Local groups educating residents on parvovirus, its harmful effects on pets
Published: Monday, February 21, 2011
In order to prevent more dog deaths this year, Pontiac’s Project Hope and The Animal Care network are educating and reaching out to metro residents on parvovirus and the devastating effects it can have on pets.
The non-profit metro organizations are geared toward helping pet owners who are unable to afford emergency care themselves, and are providing owners with low-cost emergency care treatment for their pets.
Outreach clinics Project Hope and All About Animals are offering emergency care for animals affected by the parvovirus.
Project Hope is open from 11 a.m. to 3 p.m. on Saturdays and from noon to 4 p.m. Sundays. The clinic is located on 1111 Joslyn Road in Pontiac, and charges $10 per vaccine.
All About Animals is open from 3 to 7 p.m. Thursdays, from 10 a.m. to 6 p.m. Fridays, and from 10 a.m. to 3 p.m. Saturdays. The clinic is located at 2660 on Auburn Road in Suite 700, in Auburn Hills, and charges $15 per vaccine.
“For $10, you can get a series of vaccines,” said Pat Buzynski, whose weekend clinic, Project Hope, is preparing for the springtime parvovirus rush.
“A grown dog needs more than one vaccine,” Buzynski warned owners who may have had their pet vaccinated before. “One shot as a puppy is not always enough.”
The Animal Care Network, a non-profit animal care outreach program that operates through the Metro Detroit area, will be hosting an emergency care day, where dogs can get their vaccinations, from 10 a.m. to 2 p.m. on Saturday, April 16, at Pontiac’s local rental hall Centerstage, located at 536 N. Perry Road.

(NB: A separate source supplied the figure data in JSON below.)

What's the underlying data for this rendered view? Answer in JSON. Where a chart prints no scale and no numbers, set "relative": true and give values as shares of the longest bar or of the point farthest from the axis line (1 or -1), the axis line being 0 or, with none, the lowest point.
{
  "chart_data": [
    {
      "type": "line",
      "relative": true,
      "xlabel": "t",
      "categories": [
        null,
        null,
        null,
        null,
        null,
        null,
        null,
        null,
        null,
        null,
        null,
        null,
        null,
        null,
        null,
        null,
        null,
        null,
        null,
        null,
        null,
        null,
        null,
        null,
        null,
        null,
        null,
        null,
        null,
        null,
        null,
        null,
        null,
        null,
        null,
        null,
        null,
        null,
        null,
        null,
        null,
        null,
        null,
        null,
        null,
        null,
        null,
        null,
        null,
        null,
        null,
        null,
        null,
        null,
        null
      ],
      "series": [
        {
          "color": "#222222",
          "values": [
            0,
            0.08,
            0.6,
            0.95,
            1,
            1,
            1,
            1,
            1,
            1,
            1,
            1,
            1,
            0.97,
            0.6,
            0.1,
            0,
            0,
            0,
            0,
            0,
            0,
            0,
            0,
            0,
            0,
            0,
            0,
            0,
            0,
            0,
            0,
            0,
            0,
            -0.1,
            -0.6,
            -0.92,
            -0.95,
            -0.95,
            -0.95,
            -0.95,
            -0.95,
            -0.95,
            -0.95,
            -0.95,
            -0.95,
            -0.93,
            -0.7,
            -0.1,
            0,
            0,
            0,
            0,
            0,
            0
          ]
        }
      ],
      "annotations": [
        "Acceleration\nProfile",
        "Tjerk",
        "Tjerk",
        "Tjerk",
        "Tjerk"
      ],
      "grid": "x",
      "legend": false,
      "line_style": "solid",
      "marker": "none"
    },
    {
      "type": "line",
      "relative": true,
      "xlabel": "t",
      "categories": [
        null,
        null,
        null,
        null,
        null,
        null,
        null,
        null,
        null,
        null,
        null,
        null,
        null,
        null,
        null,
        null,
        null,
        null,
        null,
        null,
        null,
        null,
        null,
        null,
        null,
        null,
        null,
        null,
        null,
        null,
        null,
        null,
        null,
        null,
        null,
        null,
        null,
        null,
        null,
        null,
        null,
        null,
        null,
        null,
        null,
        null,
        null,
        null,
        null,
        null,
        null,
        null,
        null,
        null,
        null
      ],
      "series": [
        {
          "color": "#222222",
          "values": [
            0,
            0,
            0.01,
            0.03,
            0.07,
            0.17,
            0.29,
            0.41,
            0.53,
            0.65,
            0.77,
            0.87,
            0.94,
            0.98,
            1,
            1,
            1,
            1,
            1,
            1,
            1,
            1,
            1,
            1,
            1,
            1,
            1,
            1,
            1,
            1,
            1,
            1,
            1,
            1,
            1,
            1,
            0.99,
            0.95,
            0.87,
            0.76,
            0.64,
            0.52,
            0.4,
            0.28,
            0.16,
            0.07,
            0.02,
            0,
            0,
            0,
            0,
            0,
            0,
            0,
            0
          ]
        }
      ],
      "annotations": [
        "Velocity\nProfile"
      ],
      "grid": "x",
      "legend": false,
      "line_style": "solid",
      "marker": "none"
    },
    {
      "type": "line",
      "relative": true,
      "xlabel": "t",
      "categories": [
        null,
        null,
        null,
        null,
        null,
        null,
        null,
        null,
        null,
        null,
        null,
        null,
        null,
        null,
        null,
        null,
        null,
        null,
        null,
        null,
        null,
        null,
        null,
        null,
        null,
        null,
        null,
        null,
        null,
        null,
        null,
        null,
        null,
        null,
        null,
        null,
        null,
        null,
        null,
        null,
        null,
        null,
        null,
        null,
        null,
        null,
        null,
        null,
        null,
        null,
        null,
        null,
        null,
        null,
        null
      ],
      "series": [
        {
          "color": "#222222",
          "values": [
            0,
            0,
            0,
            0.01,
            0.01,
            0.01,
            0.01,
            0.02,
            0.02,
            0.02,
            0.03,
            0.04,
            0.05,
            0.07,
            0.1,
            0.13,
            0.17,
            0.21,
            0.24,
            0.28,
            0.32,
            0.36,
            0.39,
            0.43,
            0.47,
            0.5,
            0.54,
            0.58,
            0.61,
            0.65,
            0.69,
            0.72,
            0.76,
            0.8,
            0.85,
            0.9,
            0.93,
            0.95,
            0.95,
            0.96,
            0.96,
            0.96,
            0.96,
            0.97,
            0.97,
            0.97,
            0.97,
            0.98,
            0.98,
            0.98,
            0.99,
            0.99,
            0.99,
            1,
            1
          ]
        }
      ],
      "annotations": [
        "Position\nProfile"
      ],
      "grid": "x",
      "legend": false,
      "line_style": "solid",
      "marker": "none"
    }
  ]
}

The parvovirus is a disease that can be particularly devastating for puppies, or even older dogs that have not been regularly vaccinated. Symptoms of the parvovirus in dogs can include a loss of appetite and energy, and incidences of fever and foul-smelling or bloody diarrhea.
The virus is more commonly spread in the spring and summer, when people and animals are outside and more likely to spread an infected dog’s feces by shoes, tires or other forms of contact. The Animal Care Network has been active in the metro Area since its foundation in 1994. It relies on private donations to continue its spaying and neutering programs, and its adoptions programs to find homes for homeless pets.